Tuesday, September 8, 2009

The Bush Tax Cuts Cost 2 and a Half Times as Much as the House Democrats' Health Care Proposal

Citizens for Tax Justice:

Newly revised estimates from Citizens for Tax Justice show that the Bush tax cuts cost almost $2.5 trillion over the decade after they were first enacted (2001-2010). Preliminary estimates from the non-partisan Congressional Budget Office show that the House Democrats' health care reform legislation is projected to cost $1 trillion over the decade after it would be enacted (2010-2019).
 
And yet, many of the lawmakers who argue that the health care reform legislation is "too costly" are the same lawmakers who supported the Bush tax cuts. Their own voting record demonstrates that health care reform is not a matter of costs, but a matter of priorities.

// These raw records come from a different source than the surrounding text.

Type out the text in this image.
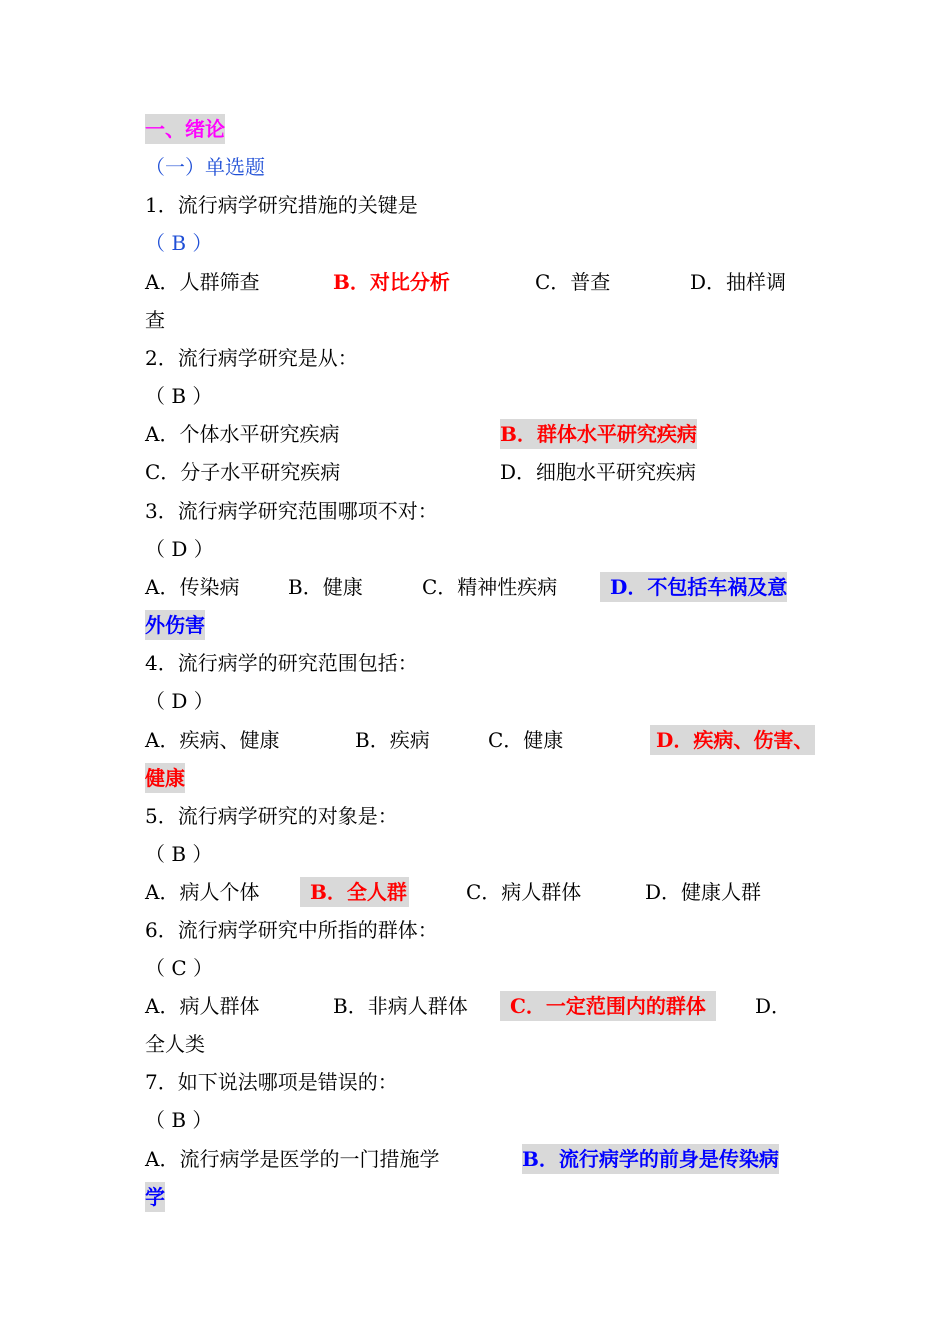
一、绪论
（一）单选题
1．流行病学研究措施的关键是
（ B ）
A．人群筛查	B．对比分析	C．普查	D．抽样调
查
2．流行病学研究是从：
（ B ）
A．个体水平研究疾病	B．群体水平研究疾病
C．分子水平研究疾病	D．细胞水平研究疾病
3．流行病学研究范围哪项不对：
（ D ）
A．传染病 B．健康	C．精神性疾病	D．不包括车祸及意
外伤害
4．流行病学的研究范围包括：
（ D ）
A．疾病、健康	B．疾病	C．健康	D．疾病、伤害、
健康
5．流行病学研究的对象是：
（ B ）
A．病人个体	B．全人群	C．病人群体	D．健康人群
6．流行病学研究中所指的群体：
（ C ）
A．病人群体	B．非病人群体	C．一定范围内的群体	D．
全人类
7．如下说法哪项是错误的：
（ B ）
A．流行病学是医学的一门措施学	B．流行病学的前身是传染病
学
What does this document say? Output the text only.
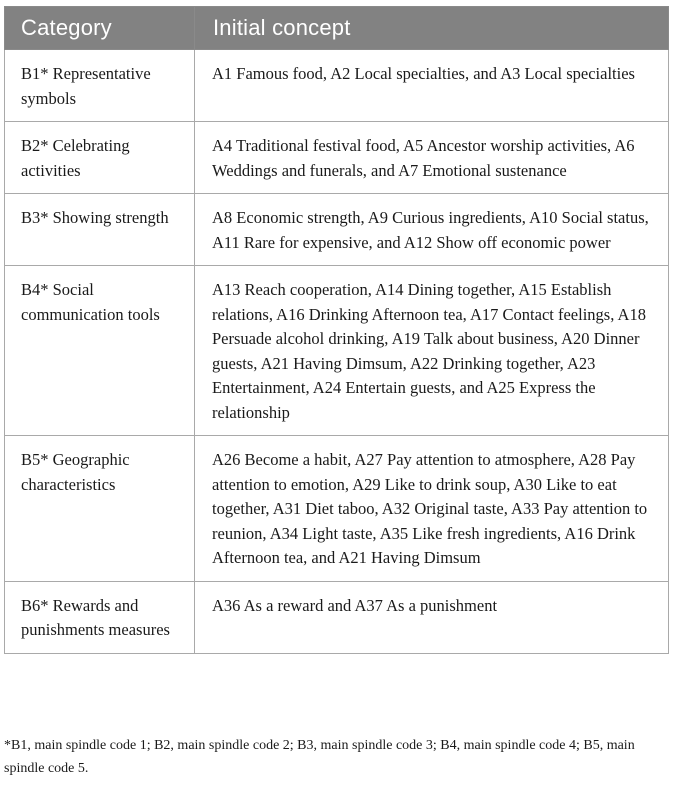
Category	Initial concept
B1* Representative symbols	A1 Famous food, A2 Local specialties, and A3 Local specialties
B2* Celebrating activities	A4 Traditional festival food, A5 Ancestor worship activities, A6 Weddings and funerals, and A7 Emotional sustenance
B3* Showing strength	A8 Economic strength, A9 Curious ingredients, A10 Social status, A11 Rare for expensive, and A12 Show off economic power
B4* Social communication tools	A13 Reach cooperation, A14 Dining together, A15 Establish relations, A16 Drinking Afternoon tea, A17 Contact feelings, A18 Persuade alcohol drinking, A19 Talk about business, A20 Dinner guests, A21 Having Dimsum, A22 Drinking together, A23 Entertainment, A24 Entertain guests, and A25 Express the relationship
B5* Geographic characteristics	A26 Become a habit, A27 Pay attention to atmosphere, A28 Pay attention to emotion, A29 Like to drink soup, A30 Like to eat together, A31 Diet taboo, A32 Original taste, A33 Pay attention to reunion, A34 Light taste, A35 Like fresh ingredients, A16 Drink Afternoon tea, and A21 Having Dimsum
B6* Rewards and punishments measures	A36 As a reward and A37 As a punishment
*B1, main spindle code 1; B2, main spindle code 2; B3, main spindle code 3; B4, main spindle code 4; B5, main spindle code 5.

 Read the new report from Citizens for Tax Justice

These figures make clear that costs cannot be the real concern of lawmakers who oppose the House health care legislation and yet supported the Bush tax cuts. Their position seems to be that showering benefits on the wealthiest five percent of taxpayers and leaving the bill for future generations is preferable to making health care available for all at a much lower cost and paying that cost up front. That demonstrates a different set of priorities than most Americans have, but it doesn't demonstrate much concern about costs

Economist Brad Delong has pointed out that the Bush Tax Cuts weren't tax cuts.The Bush Tax--Well, They Aren't Cuts, They Never Were, They Were Just Shifts of the Tax Burden from Us to Our Descendants

Its important to remember that the Democrats have been the fiscally responsible wing of the two party system.  The Bush Tax Cuts, refusing to pay for the Iraq war with tax increases, putting in place an unfunded medicare perscription drug benifit plan that subsidized drug company profits at the expense of taxpayer dollars.

Economist Uwe E. Reinhardt recently reflected on 2003 health care reform debates and noted this very point--Democrats are much more fiscally responsible than Republicans in approaching reforms that american citizens are calling for, "American citizens — especially older ones — might keep this backdrop in mind as they behold and comment on the current administration’s and Congress’s travails to place the proposed health reforms of ’09 on a fiscally more responsible footing than was the M.M.A. ’03."  He digs into the options to fund health care and some of the hypocrisies of those who oppose funding health care reform.